Тома послушалась, и ей в ладонь ткнулась твёрдая пушистая голова и влажный нос. Тома наклонилась и нащупала большого кота.

— Котик! — проговорила она и посадила его себе на колени. Она и не знала, что на корабле есть кот. Никто ей о нём не рассказывал, а сам он к ней не подходил. Тома обняла животное, почесала грудку, и кот громко замурлыкал, начав тереться о неё головой и топтаться лапами на её коленях. Неожиданная ласка помогла ей расслабиться, отвлекла от гнетущей атмосферы аппаратной, и Тома не заметила, как братья задали ей вопрос.

Пугающая однозначность, которая начала преследовать её на авианосце, как и все остальные ветви вероятностей являлась не в виде зрительных образов — их она никогда не знала. В своих мысленных построениях она использовала те самые ощущения, которые помогали ей ориентироваться в пространстве и составлять карты окружающей среды. Но это ощущение было для неё чем-то абсолютно новым и оттого неописуемым. Сперва оно пугало, однако через неделю повторений Тома устала от насыщенного и непонятного образа. Если б он отпустил её, она, возможно, смогла бы ответить на вопросы братьев и сделать их будущее более определённым. Мурлыканье кота, мягкая длинная шерсть, в которую она погружала пальцы, постепенно снизили тревогу. Она отдалась приятным ощущениям, и в этот промежуток, когда её сознание было пустым, вместились, наконец, иные вероятности.

С минуту она просто гладила корабельного кота, но братья надеялись, что животное поможет ей хотя бы временно избавиться от стресса, а потому терпеливо и молча ждали.
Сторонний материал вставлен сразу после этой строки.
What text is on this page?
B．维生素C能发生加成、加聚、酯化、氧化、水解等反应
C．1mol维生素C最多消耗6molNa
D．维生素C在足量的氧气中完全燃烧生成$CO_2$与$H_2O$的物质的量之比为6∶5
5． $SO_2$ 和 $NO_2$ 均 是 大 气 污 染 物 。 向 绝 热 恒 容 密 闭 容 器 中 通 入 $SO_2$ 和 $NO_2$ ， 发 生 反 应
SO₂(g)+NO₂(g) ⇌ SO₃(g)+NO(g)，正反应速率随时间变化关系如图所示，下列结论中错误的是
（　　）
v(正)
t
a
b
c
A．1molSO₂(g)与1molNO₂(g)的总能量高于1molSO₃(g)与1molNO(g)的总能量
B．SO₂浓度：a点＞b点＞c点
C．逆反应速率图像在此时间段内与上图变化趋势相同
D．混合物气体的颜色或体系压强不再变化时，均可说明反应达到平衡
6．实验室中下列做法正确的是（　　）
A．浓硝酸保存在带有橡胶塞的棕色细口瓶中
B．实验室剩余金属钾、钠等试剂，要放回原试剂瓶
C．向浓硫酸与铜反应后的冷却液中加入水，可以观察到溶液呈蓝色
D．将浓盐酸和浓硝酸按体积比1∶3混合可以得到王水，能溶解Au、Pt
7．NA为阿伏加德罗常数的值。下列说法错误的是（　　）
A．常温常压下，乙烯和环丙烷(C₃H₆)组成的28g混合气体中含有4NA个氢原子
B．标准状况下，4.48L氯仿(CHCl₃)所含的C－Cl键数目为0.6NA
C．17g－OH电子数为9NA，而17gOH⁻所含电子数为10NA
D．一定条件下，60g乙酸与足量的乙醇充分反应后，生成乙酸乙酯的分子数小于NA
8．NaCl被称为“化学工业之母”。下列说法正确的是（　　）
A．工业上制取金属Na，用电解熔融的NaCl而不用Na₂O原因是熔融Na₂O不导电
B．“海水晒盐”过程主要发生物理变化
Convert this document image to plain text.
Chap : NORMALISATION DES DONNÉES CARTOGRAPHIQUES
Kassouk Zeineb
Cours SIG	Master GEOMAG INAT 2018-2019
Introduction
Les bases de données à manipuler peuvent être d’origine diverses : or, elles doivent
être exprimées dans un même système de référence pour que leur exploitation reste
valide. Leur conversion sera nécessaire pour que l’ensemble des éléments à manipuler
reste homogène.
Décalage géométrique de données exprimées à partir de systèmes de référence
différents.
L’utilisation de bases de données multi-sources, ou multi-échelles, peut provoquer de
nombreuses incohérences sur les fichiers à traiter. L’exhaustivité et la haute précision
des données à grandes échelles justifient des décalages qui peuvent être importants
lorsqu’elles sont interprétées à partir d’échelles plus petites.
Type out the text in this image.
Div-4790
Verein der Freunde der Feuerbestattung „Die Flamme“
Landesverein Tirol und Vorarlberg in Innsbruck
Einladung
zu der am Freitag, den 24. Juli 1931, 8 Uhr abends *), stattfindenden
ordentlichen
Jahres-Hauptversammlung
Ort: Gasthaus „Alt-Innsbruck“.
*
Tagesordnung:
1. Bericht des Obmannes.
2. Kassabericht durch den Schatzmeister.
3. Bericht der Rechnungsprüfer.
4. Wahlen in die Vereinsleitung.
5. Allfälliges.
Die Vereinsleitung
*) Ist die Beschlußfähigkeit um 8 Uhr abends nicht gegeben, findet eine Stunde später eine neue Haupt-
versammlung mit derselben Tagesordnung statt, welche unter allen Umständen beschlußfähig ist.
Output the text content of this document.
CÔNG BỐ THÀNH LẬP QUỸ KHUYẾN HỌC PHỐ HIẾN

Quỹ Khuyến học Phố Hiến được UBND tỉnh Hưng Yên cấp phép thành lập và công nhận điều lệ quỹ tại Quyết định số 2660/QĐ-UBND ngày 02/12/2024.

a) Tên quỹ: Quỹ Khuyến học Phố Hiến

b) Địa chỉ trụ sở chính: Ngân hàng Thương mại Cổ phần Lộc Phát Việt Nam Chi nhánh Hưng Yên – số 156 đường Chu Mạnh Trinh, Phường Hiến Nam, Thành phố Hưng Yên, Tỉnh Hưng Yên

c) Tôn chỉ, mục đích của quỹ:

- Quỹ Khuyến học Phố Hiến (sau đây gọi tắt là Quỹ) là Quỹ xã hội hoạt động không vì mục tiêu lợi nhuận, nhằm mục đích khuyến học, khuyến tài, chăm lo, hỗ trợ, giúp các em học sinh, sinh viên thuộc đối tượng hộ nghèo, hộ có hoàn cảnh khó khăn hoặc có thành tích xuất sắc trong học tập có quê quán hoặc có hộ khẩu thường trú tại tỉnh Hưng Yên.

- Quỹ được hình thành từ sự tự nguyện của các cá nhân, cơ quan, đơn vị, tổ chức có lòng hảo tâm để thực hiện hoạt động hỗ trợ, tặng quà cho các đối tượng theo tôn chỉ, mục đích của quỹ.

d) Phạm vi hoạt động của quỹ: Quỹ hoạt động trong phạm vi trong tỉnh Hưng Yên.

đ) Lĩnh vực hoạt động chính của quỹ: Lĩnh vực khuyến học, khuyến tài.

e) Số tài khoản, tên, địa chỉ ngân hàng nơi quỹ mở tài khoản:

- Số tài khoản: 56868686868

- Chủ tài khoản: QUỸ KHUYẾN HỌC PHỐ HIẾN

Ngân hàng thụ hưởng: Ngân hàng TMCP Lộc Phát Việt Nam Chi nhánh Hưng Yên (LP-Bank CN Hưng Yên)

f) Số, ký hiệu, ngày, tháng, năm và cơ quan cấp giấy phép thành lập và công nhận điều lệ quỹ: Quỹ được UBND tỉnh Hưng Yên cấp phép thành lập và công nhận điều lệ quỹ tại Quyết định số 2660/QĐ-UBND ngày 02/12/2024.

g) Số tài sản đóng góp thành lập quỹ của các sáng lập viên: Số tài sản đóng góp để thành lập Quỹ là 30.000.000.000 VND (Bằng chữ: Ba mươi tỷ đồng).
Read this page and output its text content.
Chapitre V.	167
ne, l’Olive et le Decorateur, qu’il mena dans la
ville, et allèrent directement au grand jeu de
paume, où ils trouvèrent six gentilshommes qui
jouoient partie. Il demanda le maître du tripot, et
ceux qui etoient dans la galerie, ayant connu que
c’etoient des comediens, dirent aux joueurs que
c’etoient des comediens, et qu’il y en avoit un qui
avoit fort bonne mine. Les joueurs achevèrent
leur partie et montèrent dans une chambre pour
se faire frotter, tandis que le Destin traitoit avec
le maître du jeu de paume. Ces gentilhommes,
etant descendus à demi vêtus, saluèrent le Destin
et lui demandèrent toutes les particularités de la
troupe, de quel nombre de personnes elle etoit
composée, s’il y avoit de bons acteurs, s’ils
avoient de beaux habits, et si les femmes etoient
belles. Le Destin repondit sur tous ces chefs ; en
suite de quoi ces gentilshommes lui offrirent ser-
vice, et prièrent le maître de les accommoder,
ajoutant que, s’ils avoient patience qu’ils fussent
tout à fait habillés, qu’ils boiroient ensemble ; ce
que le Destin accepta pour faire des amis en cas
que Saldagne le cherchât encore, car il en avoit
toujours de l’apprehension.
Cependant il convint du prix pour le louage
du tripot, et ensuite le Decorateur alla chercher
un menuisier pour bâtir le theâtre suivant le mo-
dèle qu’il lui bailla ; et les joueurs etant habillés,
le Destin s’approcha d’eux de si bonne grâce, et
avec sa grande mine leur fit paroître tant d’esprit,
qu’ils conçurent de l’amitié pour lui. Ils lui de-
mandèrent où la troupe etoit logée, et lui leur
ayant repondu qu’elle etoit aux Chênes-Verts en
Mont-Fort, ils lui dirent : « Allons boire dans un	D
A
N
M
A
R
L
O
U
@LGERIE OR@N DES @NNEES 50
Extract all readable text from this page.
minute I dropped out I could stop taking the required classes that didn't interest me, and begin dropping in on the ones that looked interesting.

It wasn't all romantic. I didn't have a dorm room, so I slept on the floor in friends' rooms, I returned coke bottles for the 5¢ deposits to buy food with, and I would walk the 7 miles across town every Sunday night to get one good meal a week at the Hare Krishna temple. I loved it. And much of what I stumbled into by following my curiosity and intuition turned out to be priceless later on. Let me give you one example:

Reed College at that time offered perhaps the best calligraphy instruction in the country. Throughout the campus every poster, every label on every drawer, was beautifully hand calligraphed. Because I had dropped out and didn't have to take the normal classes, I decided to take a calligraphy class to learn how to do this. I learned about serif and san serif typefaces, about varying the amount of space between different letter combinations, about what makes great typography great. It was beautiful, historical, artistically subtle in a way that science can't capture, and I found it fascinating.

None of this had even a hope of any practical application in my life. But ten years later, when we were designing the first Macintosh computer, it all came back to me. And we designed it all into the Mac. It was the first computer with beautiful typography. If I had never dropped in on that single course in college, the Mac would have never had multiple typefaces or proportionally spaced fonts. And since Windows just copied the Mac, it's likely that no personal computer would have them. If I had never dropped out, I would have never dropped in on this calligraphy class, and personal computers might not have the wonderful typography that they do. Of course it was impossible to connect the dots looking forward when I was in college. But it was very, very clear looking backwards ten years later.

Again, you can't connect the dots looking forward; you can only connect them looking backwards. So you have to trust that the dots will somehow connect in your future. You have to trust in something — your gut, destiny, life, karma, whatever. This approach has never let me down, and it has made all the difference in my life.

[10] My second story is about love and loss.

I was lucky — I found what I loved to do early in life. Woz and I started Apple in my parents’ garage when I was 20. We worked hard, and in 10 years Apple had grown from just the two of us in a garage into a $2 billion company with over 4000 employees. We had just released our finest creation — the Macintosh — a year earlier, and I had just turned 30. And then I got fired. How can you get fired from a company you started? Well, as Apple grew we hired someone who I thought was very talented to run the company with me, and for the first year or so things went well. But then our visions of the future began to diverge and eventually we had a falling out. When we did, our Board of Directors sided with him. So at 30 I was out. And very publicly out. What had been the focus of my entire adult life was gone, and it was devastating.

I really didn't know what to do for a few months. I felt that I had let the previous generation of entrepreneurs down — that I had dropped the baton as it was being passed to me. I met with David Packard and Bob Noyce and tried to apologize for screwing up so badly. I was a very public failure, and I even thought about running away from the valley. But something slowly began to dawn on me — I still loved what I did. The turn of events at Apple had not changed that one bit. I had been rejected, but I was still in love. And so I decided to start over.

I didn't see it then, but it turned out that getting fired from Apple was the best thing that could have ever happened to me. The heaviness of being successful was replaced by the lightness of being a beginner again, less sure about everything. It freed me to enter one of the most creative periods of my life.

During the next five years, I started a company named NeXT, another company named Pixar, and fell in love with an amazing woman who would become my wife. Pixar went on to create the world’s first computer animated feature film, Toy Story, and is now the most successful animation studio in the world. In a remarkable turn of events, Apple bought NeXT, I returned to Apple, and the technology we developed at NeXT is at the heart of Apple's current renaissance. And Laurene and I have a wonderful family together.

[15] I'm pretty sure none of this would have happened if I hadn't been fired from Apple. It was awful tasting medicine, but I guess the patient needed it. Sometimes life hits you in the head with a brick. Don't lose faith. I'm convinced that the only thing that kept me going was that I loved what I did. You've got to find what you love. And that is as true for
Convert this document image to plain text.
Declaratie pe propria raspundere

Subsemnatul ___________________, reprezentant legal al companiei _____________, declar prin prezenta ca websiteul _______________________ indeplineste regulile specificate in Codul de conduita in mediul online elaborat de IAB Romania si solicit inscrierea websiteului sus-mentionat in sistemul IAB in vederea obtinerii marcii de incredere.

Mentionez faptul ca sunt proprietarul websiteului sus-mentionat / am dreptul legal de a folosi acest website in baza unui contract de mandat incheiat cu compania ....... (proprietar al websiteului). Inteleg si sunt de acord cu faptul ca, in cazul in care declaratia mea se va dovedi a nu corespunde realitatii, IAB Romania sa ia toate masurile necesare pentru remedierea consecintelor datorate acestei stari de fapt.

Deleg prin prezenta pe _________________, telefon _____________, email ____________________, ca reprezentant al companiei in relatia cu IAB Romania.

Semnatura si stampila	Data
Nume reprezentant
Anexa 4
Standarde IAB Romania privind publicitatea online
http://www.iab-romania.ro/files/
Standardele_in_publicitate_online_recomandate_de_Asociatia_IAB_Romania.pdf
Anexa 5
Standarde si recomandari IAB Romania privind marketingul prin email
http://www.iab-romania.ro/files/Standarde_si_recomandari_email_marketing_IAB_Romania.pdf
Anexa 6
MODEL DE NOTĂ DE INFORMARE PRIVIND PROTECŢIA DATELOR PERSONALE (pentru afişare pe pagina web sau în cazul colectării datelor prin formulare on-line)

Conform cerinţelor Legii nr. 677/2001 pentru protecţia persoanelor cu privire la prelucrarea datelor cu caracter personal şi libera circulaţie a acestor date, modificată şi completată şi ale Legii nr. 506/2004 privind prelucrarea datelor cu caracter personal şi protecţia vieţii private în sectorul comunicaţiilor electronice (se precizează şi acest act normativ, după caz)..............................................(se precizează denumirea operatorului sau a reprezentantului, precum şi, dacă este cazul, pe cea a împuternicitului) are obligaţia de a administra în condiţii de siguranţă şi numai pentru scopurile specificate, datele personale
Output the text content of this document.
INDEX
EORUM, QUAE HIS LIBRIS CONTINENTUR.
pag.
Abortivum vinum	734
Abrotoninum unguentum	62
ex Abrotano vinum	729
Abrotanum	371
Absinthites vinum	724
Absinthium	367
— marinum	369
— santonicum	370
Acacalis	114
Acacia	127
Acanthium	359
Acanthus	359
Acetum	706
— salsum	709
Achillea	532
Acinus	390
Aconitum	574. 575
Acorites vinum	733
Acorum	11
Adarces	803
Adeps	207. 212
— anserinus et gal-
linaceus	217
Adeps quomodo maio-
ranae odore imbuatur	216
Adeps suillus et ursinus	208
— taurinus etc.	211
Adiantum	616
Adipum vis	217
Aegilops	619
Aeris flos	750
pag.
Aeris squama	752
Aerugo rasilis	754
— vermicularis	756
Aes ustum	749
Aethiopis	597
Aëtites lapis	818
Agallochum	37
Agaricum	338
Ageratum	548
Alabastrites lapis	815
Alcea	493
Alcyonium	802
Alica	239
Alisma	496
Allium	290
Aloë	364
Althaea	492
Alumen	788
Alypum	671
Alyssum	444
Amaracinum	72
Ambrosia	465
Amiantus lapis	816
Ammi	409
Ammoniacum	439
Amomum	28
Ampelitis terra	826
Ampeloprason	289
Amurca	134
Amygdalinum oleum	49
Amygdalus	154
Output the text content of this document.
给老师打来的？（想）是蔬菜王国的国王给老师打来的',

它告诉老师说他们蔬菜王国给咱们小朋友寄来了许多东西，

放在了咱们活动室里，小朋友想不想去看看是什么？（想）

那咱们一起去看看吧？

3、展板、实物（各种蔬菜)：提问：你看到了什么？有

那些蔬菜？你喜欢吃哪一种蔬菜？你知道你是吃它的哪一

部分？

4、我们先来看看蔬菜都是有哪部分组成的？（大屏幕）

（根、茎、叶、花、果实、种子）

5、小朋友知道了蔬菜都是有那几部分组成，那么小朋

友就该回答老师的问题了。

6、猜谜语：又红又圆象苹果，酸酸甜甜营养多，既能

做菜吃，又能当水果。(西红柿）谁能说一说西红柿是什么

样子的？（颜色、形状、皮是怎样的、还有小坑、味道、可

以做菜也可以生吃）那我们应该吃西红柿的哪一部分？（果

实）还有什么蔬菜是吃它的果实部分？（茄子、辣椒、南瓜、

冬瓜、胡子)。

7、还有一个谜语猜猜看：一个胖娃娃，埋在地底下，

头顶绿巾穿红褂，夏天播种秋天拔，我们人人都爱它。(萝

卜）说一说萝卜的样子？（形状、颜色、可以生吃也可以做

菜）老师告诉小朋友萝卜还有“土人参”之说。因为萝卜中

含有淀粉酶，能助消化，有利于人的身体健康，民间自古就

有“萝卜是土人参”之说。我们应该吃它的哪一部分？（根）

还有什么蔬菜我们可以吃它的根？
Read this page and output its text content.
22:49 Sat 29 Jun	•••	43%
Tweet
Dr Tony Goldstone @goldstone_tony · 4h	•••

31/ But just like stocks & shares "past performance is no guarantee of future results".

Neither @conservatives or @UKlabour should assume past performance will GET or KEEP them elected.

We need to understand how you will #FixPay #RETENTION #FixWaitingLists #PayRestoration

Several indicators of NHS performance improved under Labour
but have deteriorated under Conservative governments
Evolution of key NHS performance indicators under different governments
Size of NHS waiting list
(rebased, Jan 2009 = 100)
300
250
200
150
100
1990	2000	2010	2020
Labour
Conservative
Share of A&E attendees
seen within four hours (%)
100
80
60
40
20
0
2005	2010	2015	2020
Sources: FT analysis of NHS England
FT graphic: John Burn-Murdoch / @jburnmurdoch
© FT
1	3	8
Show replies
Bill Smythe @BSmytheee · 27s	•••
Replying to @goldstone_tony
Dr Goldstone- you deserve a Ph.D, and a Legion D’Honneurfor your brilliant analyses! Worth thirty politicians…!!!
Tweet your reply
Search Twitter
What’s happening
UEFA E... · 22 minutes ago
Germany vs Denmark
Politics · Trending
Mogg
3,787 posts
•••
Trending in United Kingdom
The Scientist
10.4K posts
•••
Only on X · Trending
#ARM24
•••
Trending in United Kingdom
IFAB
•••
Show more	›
Тома ласкала кота, улыбаясь едва ли не впервые за всё время пребывания на корабле, забывшись настолько, что даже начала шептать ему на ухо разные приятные слова. Но вдруг она замерла, словно парализованная; пальцы стиснули шерсть, и кот медленно улёгся к ней на колени.

Теперь содержание её транса было другим; он продолжался дольше, и он изматывал. Девушка откинулась на спинку стула, закатив глаза, словно в припадке. Мика вопросительно взглянула на братьев, но Франц молча покачал головой, а Джулиус приложил палец к губам. Мика знала близнецов не первый год. Даже их ошибки шли на пользу дела. Поэтому она вернулась к работе, анализируя приходящие из лабораторий данные.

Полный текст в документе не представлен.